Guideline 2.3.5.2: Ensure that
(a) Individually-identifiable survey data are protected;
(b) Data systems and electronic products are protected from unauthorized intervention; and (c) Data files, network segments, servers, and desktop PCs are electronically secure from malicious software and intrusion using best available information resource security practices that are periodically monitored and updated.

Statistical Methods, Standards and Guidelines 22

Guideline 2.3.5.3: Controlled access to data sets so that only specific, authorized individuals working on a particular data set can have read only, or write only, or both read and write access to that data set. Data set access rights are to be periodically reviewed by the IT manager responsible for that dataset in order to guard against unauthorized release or alteration.

2.3.6 Quality Evaluations
Standard 2.3.6: MDAs, LGAs and other stakeholders must evaluate the quality of the data and make the evaluation public (through technical notes and documentation included in reports of results or through a separate report) to allow users to interpret results of analyses, and to help designers of future surveys to focus on improvement efforts.

The guidelines for this standard are: Guideline 2.3.6.1: Include an evaluation component in the survey plan that evaluates survey procedures and results. Review past surveys similar to the one being planned to determine likely sources of error, appropriate evaluation methods, and problems that are likely to be encountered. Address the following areas:

(a) Potential sources of errors, both sampling and non-sampling may include: (i) Coverage error (including frame errors); (ii) Non response error; (iii) Measurement error, including sources from the instrument, interviewers, respondents, changes associated with time of the object or phenomenon being measured, type of questions – biased or leading ones and collection process; and (iv) Data processing error (e.g., keying, coding, editing, and imputation error);

(b) How sampling error will be measured, including variance estimation and studies to isolate error components; and

(c) Make evaluation studies public to inform data users.

Statistical Methods, Standards and Guidelines 23

2.4
ESTIMATES AND PROJECTIONS

2.4.1 Developing Estimates and Projections
Standard 2.4.1: MDAs, LGAs and other stakeholders must use accepted theory and methods when deriving direct survey-based estimates, as well as model-based estimates and projections that use survey data. Error estimates must be calculated and disseminated to support assessment of the appropriateness of the uses of the estimates or projections.
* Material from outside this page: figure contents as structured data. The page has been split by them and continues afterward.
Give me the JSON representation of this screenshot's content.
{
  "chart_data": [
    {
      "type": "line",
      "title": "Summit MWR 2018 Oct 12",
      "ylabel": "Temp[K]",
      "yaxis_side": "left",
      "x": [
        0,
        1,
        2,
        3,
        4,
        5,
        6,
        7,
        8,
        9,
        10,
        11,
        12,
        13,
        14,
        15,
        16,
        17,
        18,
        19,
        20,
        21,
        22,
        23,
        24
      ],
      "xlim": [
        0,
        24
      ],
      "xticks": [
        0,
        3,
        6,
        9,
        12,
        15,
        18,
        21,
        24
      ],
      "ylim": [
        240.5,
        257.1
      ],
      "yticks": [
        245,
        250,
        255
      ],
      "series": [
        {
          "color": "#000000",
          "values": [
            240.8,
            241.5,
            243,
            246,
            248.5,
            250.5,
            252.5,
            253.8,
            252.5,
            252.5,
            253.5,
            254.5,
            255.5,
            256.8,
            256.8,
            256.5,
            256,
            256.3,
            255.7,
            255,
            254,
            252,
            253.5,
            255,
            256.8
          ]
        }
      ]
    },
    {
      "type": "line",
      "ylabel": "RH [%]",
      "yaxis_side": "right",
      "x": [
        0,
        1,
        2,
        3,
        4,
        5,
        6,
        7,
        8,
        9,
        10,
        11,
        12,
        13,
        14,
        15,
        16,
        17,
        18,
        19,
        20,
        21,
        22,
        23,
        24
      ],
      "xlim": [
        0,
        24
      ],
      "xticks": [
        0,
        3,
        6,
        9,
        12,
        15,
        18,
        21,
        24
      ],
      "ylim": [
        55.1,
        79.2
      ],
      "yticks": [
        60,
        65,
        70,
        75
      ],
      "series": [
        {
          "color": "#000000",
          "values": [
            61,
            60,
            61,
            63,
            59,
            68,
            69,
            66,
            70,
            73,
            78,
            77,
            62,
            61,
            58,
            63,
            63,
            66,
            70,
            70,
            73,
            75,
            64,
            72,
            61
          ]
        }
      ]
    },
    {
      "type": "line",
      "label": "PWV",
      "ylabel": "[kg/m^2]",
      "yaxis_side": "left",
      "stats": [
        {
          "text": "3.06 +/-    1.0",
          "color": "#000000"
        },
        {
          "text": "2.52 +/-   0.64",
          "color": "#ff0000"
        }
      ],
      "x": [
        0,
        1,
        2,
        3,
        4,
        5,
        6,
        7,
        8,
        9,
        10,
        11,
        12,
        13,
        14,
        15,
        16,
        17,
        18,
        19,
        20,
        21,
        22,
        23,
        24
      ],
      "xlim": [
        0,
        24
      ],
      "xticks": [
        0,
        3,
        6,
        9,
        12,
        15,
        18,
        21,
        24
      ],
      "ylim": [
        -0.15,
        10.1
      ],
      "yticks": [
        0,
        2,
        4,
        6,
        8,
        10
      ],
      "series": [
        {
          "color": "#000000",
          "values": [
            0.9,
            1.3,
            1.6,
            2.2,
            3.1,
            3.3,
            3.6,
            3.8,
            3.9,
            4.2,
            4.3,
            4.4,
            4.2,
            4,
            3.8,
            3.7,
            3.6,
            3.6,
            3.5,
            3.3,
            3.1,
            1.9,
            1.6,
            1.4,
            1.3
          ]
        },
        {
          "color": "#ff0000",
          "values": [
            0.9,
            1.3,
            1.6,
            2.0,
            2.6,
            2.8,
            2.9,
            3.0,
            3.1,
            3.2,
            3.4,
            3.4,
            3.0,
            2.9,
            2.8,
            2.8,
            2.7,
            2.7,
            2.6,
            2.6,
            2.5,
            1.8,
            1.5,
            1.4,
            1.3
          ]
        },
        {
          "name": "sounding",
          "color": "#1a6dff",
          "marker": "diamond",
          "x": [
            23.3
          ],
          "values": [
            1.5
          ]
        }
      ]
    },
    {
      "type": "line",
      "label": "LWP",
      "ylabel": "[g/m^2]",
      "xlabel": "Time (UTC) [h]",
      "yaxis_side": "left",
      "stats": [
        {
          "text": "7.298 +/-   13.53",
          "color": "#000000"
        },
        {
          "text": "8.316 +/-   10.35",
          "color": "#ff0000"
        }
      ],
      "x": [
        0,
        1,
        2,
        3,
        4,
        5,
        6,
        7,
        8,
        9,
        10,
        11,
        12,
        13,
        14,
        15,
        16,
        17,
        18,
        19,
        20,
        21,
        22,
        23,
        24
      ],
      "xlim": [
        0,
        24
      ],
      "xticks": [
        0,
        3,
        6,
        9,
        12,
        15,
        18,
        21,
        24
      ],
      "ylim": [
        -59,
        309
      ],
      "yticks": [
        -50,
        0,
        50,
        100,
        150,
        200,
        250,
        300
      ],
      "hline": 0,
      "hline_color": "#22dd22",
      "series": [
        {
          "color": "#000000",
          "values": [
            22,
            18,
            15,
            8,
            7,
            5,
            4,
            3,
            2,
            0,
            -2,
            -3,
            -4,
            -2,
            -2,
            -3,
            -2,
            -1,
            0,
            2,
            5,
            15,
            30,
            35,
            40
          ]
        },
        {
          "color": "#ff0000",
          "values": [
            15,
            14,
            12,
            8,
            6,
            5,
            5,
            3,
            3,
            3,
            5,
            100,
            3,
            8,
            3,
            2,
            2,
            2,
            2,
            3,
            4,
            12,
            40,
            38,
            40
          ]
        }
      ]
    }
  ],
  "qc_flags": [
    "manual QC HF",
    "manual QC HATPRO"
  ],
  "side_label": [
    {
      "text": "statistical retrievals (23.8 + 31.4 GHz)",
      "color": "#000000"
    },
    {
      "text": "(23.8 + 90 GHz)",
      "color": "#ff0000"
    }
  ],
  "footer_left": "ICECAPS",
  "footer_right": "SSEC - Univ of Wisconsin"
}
MDAs, LGAs and other stakeholders must plan and implement evaluations to assess the quality of the estimates and projections.

The guidelines for this standard are: Guideline 2.4.1.1: Develop direct survey estimates by employing sampling weights appropriate for the sample design to calculate population estimates. However, MDAs, LGAs and stakeholders may employ an alternative method (e.g., ratio estimators) to calculate population estimates if they have evaluated it and determined that it leads to acceptable results.

Guideline 2.4.1.2: Calculate variance estimates by a method appropriate to a survey’s sample design taking into account probabilities of selection, stratification, clustering, and the effects of non-response, post-stratification and ranking. The estimates must reflect any design effect resulting from a complex design.

Guideline 2.4.1.3: Document methods used to generate estimates and projections to help ensure objectivity, utility, transparency and reproducibility of the estimates and projections (For details on documentation, see 2.7.2). Also, archive data so the estimates/projections can be reproduced.

For population projections using e.g. exponential method or natural growth method compare advantages and disadvantages of each method.